No. You wouldn’t go while he was alive, so....”

I was speechless. It had been them; they would not let me go, but now that had all been turned around in to being my fault. Not only that, but there were all the phone calls. To Ian, from Ian; the only clue I had to who he was talking to was the occasional whispered name of Trudi. Who the hell was Trudi? Did Beverly know her, or Roxanne? Was he cheating on them almost as much as he was cheating on me?

This had to stop, I decided. I had to confront him once and for all andwhat better day to do it than on Valentine’s Day. I could remind him of how much he loved me, wining, dining, a little seduction thrown in; if he’d promise never to look at another woman like that, I’d find a way to forgive him. It would be Ian and Ella once more.

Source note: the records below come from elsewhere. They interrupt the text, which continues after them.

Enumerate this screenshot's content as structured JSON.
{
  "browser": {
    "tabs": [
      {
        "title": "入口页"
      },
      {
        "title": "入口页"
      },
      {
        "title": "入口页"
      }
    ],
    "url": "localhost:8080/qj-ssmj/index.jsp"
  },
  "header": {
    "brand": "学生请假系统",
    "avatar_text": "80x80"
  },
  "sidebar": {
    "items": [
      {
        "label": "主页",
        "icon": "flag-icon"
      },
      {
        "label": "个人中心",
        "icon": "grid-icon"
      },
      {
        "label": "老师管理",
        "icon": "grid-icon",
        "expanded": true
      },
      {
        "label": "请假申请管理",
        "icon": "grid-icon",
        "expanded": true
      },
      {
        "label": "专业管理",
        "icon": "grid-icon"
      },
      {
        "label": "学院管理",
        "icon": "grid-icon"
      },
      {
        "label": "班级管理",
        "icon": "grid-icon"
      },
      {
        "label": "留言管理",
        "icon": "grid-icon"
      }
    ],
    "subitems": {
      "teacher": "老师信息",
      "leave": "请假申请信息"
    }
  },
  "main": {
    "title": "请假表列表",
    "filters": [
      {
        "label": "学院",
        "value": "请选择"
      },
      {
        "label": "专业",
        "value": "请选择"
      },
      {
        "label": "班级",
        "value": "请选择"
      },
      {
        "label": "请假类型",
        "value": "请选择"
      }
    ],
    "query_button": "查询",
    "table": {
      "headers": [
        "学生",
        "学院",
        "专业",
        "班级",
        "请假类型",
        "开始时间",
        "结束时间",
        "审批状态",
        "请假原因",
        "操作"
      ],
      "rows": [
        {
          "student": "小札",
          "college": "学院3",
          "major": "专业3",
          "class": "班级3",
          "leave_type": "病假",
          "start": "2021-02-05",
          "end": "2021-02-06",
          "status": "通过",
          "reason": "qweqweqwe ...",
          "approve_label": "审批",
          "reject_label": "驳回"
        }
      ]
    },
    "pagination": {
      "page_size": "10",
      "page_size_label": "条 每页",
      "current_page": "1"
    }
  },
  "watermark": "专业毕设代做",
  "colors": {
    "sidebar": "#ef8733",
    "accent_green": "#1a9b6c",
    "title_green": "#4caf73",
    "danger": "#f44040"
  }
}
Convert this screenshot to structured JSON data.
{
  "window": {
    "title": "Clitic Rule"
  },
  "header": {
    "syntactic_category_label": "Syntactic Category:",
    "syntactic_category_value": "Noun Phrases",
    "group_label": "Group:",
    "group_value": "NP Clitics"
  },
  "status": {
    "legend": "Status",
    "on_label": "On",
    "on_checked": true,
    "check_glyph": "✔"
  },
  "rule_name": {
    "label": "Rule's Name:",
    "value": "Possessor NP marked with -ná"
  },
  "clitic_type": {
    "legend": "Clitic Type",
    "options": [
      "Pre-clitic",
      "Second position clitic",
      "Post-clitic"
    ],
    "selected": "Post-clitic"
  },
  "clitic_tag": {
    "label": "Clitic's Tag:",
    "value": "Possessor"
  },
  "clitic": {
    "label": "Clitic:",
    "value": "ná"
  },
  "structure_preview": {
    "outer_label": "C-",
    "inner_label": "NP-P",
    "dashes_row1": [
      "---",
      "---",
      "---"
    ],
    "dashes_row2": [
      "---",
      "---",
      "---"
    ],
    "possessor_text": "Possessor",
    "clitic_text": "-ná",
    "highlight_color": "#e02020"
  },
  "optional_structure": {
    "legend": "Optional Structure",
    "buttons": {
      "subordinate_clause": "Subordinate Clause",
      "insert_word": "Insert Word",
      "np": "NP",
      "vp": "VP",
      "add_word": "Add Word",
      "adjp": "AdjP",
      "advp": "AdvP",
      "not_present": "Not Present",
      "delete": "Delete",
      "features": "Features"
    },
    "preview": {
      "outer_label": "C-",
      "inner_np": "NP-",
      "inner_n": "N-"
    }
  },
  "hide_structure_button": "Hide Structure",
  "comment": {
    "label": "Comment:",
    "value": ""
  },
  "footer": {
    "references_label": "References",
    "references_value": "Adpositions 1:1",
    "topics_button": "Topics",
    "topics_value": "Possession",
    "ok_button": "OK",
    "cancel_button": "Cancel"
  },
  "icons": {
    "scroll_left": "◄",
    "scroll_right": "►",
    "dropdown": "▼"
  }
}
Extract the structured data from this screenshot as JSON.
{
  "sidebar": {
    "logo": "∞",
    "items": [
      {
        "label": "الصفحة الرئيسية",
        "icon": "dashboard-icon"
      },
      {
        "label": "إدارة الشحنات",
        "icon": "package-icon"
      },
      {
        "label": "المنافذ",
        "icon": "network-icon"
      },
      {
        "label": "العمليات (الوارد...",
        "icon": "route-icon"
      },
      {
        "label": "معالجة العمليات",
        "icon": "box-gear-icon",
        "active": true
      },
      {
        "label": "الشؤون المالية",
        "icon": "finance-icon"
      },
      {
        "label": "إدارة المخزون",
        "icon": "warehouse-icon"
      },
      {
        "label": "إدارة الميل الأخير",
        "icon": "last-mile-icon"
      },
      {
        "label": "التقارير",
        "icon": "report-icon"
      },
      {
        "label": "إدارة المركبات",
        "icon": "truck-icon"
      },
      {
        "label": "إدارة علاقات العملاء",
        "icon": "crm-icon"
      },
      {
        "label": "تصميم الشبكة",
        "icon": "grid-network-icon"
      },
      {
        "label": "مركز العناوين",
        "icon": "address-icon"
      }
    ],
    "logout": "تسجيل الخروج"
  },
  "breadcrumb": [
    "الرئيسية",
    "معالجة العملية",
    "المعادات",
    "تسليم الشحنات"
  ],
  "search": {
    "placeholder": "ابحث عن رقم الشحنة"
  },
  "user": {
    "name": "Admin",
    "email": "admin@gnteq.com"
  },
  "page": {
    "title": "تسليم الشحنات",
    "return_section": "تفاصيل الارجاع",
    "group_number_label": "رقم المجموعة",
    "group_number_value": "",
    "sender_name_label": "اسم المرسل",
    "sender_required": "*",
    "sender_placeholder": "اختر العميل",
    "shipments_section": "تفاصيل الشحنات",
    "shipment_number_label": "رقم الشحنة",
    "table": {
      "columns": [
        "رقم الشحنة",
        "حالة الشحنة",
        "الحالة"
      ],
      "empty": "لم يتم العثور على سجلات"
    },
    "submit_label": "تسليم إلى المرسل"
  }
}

I’d pretty much planned it out word for word, making allowances for his possible different responses. I had not anticipated finding his note on that very morning, though. elling me that he had gone, deserted me.....he was moving in with Trudi. Sorry it hadn’t worked out....I stopped reading then, in part because my tears were blurring my vision, and in part from the anger that seized me.

If I left immediately I might be able to confront him....them. I knew where to start looking for them after all. Farley’s house was where this whole sorry mess had begun. Forget nice Ella; Ella was mad, Ella was angry and Ella was going to do her best to exact her revenge.